A world-famous church in the Kimberley outback known for its mother of pearl interior design and appearance in motion pictures will roll out the red carpet for its 100th-year celebrations this weekend.
Sacred Heart Church has been the pride and joy of the Beagle Bay community, 180km north of Broome, since it was built a century ago by German priests and the Nyul Nyul people during World War I.
It has become a renowned tourist attraction over time that leaves visitors in awe because of its natural composition, made entirely of clay brick, sand, wood and pearl shells.
But it was the last decade when it reached celebrity status, after appearing in the critically acclaimed film Bran Nue Dae.
And despite a remarkable history of ups and downs, including the collapse of its bell tower in 2001 and recovery one year later, the extraordinary building will tick over to its 100th year this weekend.
The indigenous community of about 300 people have united together in preparation for the festivities, for what they believe will be one of the busiest days in their history. The momentous event will begin with a reconciliation mass on Saturday night, followed by performances, storytelling, speeches and presentations to elders.

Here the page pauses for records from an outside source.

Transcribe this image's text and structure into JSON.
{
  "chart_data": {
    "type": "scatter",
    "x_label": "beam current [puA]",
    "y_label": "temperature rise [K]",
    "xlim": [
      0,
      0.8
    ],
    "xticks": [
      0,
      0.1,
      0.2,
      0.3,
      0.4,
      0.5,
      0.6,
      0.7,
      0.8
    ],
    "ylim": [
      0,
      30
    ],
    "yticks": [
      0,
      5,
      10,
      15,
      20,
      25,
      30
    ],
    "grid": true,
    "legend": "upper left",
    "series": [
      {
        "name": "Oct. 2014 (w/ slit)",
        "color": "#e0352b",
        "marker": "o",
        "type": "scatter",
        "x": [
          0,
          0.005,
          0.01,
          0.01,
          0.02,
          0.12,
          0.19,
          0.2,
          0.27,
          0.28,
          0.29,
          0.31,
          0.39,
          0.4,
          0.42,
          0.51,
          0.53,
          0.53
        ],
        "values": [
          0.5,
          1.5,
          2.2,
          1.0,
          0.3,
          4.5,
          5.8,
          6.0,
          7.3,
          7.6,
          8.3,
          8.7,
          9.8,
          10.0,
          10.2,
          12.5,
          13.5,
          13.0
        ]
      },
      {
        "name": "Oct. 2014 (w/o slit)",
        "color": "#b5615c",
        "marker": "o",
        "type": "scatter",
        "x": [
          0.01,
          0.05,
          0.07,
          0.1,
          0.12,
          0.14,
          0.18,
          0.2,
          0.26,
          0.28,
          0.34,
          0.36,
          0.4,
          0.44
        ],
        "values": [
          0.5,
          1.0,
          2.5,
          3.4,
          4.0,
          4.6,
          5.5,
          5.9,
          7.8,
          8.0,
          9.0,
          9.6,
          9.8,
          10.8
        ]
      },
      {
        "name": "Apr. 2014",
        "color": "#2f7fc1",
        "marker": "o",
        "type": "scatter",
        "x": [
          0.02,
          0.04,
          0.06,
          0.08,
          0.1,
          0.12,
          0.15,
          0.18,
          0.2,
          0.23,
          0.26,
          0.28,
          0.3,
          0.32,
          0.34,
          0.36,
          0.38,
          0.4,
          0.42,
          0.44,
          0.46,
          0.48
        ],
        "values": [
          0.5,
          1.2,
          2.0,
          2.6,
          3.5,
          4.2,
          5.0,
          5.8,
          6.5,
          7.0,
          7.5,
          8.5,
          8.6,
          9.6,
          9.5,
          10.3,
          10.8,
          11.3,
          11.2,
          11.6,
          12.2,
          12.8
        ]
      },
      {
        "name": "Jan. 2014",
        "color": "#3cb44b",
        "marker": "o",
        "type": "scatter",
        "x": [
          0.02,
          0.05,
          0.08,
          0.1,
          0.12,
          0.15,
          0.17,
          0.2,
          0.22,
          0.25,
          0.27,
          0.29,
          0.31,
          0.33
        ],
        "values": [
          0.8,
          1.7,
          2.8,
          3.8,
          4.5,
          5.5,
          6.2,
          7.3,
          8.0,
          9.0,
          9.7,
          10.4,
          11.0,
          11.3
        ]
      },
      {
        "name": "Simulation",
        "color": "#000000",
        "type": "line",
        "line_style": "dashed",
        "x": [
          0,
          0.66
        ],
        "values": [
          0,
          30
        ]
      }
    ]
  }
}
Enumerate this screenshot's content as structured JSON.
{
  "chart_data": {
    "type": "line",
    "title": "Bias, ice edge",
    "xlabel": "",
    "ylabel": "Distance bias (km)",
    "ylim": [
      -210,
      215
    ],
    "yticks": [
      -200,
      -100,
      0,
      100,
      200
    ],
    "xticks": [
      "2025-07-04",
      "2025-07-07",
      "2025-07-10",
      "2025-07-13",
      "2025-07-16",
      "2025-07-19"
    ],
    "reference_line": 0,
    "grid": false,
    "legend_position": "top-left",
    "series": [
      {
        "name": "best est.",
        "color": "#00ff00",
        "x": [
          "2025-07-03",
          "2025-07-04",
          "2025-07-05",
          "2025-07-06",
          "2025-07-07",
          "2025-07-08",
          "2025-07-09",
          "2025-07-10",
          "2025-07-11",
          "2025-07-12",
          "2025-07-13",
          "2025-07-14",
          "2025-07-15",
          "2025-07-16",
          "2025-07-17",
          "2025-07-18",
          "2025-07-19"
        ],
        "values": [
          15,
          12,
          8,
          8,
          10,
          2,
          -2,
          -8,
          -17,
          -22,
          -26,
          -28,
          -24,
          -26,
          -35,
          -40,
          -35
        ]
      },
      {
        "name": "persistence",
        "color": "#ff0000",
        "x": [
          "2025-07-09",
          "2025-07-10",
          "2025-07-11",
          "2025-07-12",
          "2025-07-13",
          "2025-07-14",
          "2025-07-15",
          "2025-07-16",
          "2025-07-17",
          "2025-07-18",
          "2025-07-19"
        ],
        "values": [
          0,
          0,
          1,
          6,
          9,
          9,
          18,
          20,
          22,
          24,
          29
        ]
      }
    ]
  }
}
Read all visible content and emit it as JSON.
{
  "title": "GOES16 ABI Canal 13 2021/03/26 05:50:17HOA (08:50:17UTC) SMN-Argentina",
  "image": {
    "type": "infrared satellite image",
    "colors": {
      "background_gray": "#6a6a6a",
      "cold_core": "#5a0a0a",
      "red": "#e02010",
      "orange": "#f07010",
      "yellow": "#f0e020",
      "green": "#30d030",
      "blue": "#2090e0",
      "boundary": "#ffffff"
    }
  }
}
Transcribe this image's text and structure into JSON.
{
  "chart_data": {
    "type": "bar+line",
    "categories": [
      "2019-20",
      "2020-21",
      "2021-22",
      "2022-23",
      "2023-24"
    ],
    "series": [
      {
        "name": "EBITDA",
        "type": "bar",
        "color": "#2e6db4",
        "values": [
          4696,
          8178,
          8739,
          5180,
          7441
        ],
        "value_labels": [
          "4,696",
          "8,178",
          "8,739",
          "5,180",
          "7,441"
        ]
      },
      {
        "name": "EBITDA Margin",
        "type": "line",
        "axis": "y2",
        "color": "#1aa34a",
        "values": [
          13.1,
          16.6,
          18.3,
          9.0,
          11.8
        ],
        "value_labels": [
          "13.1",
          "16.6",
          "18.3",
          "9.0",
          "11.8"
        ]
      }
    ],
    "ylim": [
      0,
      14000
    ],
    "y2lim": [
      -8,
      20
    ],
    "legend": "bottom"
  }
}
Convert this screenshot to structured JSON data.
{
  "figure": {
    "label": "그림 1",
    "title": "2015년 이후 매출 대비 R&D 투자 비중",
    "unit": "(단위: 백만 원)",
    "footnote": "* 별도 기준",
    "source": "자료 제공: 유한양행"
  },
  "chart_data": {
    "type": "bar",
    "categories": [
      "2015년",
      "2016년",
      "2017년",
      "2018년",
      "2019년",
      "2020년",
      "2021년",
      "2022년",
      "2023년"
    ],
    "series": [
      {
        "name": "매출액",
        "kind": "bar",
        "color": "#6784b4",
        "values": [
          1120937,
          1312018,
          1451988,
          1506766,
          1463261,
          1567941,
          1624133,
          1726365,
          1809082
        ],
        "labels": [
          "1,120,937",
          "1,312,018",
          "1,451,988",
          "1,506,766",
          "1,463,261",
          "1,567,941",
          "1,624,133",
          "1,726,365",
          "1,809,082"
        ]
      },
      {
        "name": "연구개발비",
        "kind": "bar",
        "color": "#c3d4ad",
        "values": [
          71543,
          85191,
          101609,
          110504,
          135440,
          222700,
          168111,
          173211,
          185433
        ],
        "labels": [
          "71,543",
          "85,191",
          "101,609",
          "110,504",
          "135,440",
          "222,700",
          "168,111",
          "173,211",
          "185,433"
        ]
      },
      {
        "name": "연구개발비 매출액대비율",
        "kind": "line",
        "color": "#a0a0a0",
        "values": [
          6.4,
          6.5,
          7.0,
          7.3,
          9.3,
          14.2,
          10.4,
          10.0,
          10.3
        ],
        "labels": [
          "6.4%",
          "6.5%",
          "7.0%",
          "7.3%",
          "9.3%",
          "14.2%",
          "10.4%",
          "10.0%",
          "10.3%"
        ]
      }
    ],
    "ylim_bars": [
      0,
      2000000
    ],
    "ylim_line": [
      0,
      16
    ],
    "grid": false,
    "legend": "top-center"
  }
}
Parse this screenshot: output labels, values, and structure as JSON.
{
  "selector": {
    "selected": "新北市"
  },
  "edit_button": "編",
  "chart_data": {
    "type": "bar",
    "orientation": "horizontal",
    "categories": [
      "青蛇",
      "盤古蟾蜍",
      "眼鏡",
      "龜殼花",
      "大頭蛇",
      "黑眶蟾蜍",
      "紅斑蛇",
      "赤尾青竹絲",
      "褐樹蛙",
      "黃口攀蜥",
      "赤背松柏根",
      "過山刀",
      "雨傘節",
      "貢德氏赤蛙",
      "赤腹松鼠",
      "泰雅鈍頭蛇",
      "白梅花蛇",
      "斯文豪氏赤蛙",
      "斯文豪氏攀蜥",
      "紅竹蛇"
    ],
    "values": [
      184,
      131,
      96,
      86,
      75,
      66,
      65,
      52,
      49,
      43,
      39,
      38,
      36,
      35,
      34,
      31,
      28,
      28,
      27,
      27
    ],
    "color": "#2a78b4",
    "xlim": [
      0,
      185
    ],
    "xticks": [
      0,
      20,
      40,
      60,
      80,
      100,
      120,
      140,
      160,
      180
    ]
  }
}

Sunday will see the 100-year mass take place, with art and photo exhibits, an enormous cook-up and more entertainment continuing all throughout the day.
SHC assistant priest Father Christopher Knapman said there was a huge level of excitement around the town, with at least 400 people expected to attend.
“What’s special about this is that each and every single family is involved in some way and it is such a great time for them to remember their entire history” he said.
“This church has been central to their lives and the history of this community and is one of the most famous churches in Australia, which is why they are so proud of it.”